The studio -- to be built in a shuttered General Motors facility -- is expected
to create about 3,600 new jobs, marking one of the most audacious attempts by a
state to attract new industries by offering generous tax incentives.
Michigan began offering tax incentives several years ago to lure film makers
away from Hollywood. But since then, the competition has increased, as states
from New Mexico to Louisiana have put together their own incentive packages and
added movie and television production facilities and trained local workers.
Rhode Island and Georgia now offer their own incentives.

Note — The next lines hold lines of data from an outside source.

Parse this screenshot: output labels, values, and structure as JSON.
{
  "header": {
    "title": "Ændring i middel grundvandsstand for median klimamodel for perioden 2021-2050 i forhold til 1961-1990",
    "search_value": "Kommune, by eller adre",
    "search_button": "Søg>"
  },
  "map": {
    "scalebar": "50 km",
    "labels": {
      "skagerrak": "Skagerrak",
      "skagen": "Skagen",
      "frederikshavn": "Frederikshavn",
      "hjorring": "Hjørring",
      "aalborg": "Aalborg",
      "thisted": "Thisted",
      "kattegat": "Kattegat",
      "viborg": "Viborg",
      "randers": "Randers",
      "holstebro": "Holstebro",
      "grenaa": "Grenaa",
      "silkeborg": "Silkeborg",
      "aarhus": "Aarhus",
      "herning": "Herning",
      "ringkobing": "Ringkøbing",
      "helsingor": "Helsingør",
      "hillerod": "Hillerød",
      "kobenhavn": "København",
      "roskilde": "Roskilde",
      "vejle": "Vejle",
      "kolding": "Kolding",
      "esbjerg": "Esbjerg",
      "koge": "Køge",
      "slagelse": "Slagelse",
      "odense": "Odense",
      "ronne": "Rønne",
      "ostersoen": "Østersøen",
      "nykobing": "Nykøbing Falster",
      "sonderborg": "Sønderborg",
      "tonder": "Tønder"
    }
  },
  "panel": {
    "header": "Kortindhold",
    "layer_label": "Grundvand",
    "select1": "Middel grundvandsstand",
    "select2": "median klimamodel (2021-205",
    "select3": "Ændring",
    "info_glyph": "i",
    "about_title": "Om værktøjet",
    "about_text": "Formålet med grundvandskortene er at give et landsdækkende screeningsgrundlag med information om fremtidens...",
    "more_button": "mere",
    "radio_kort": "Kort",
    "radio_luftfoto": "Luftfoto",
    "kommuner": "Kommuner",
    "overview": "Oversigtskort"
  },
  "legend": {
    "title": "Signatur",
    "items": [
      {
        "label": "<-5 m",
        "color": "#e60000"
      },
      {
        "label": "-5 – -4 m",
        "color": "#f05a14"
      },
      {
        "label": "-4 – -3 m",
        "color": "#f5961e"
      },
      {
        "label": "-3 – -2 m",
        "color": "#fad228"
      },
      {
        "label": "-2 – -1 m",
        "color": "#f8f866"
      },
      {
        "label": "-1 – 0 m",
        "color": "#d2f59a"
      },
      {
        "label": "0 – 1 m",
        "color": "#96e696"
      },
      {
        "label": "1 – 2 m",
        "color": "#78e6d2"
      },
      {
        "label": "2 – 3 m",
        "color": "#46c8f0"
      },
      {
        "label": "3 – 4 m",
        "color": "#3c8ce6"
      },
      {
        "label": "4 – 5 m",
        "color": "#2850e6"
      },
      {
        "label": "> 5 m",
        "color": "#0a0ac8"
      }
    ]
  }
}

That has forced states like Michigan to try to find ways to sweeten the pot to
maintain momentum in its efforts to build up an industry from scratch. The state
isn't contributing cash to the facility's construction. But it is offering $15
million in film-related tax credits, plus as much as $101 million in state tax
credits over 12 years, if hiring goals are met.
Michigan's efforts to lure film production have shown mixed results so far,
despite such aggressive incentives as a law signed last year that offers cash
refunds of 40% or more to productions that spend more than $50,000 in state.
Hollywood studios have moved some individual productions to the state, such as
the Clint Eastwood hit "Gran Torino," which Time Warner Inc.'s Warner Bros.
shifted to the Detroit area from Minnesota to take advantage of the rebates. But
few have established a permanent presence.
"People were coming in from other states and Canada to film once the new
incentives kicked in," says Linden Nelson, chairman and chief executive of the
new Motown Motion Picture Studios. "But it really wasn't creating the jobs and
the infrastructure here in Michigan." Mr. Nelson is also CEO of Nelson Ventures,
a Michigan-based developer that is a partner in the new studio. The other
developers include Pontiac native Alfred Taubman and Grand Sakwa Properties LLC.
The Beverly Hills, Calif.-based talent agency Endeavor brokered the deal and
will represent the studio.
In addition, a new film financing fund arranged by Endeavor is planned to help
pay for films that are produced on site. People familiar with the details say
the studio hopes to raise upward of $100 million from private investors and
banks over the next few months. The new production facility will also look to
hire and train local workers to work at Motown.
The move comes as states are rushing to offer tax breaks and other incentives to
companies that create jobs. But states have also begun examining whether hefty
tax breaks for film and television production are a good idea in a recession.
There is worry that film incentives created in recent years will end up costing
states more money than they generate.
Meanwhile, California, the traditional epicenter of the U.S. film industry, has
declined to enact tax incentives, a contentious issue that has come before the
state legislature numerous times. It's unlikely that California, in the midst of
a budget crisis, will this year pass a bill to compete with places like Michigan
or New Mexico.
"People in Sacramento tend to view the industry as being specifically a Los
Angeles thing, but it's scattered across the state, and the industry touches a
lot of people statewide," says Jack Kyser, chief economist at the Los Angeles
County Economic Development Corp.
Los Angeles itself saw local feature-film production days drop roughly 15% in
2008, according to FilmLA Inc., the non-profit agency that coordinates filming
permits in the city. Last year saw the lowest number of feature-film production
days since at least 1993, when the agency began tracking the information.